Mr Moulton, who oversaw the purchase of Fatty Arbuckles, the restaurant group, and the Fads DIY stores, acknowledged yesterday the limits of Alchemy's new MG company.

It would be far beyond its resources to invest in a conventional new model programme to be built in high volumes, using steel bodies, such as the 25 and 45 models still produced at Longbridge, or the 75 made at Rover Oxford. Alchemy has six weeks in which to draw up a detailed strategy. But it is likely that half of the Longbridge work force employed on building 25 and 45 models will face redundancy.
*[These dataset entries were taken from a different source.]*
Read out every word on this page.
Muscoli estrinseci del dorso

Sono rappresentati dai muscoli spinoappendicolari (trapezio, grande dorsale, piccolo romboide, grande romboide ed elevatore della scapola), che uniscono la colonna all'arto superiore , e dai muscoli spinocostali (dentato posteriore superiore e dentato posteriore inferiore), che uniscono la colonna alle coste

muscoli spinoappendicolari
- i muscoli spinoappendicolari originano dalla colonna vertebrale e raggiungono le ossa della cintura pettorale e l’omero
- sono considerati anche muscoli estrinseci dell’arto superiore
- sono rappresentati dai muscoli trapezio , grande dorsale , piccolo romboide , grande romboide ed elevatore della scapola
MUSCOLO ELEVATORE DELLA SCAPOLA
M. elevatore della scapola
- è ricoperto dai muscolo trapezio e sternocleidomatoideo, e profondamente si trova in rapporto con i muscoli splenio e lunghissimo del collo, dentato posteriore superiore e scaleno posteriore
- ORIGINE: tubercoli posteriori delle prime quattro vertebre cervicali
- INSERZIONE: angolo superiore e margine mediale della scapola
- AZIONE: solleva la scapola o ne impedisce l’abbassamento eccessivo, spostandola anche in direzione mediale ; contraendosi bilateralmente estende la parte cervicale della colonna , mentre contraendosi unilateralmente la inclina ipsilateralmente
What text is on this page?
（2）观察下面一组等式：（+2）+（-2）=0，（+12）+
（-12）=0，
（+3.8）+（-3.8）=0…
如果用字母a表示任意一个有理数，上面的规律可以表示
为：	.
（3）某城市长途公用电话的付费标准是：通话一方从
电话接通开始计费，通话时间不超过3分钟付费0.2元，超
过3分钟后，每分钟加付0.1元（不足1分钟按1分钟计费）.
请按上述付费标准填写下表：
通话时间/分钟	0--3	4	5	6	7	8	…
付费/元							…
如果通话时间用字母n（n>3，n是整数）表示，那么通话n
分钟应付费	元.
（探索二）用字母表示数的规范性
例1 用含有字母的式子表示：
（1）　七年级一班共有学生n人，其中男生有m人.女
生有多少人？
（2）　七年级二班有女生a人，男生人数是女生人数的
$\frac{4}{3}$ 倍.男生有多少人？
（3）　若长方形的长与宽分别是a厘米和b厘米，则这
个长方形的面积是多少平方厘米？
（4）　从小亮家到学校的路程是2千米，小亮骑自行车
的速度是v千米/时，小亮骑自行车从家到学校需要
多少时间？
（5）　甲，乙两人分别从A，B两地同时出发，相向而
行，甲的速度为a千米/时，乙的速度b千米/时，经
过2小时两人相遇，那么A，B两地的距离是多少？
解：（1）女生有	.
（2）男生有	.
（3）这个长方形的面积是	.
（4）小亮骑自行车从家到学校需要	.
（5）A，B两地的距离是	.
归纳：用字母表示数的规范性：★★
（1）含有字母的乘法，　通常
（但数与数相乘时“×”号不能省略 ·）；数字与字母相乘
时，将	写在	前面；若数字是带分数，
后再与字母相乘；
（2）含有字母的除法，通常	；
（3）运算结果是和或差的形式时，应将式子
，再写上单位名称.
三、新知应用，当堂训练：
The effects of adverse publicity on Rover cars as saleable commodities will become clearer over that period. But Alchemy is believed to be braced for a halving of demand for Longbridge's Rover models. That would mean cutting output of Rover 25 and 45 models to fewer than 80,000 a year. Alchemy also has the rights to sell the "old" Mini now on production run-out at Longbridge, and which BMW will replace with a new Mini built at the Oxford plant, which it is retaining, early next year.

There are enough "old" Minis to meet demand in the Rover distribution system, which Alchemy also inherits .Under the deal, BMW has agreed to build Rover 75s at Oxford for Alchemy for up to two years.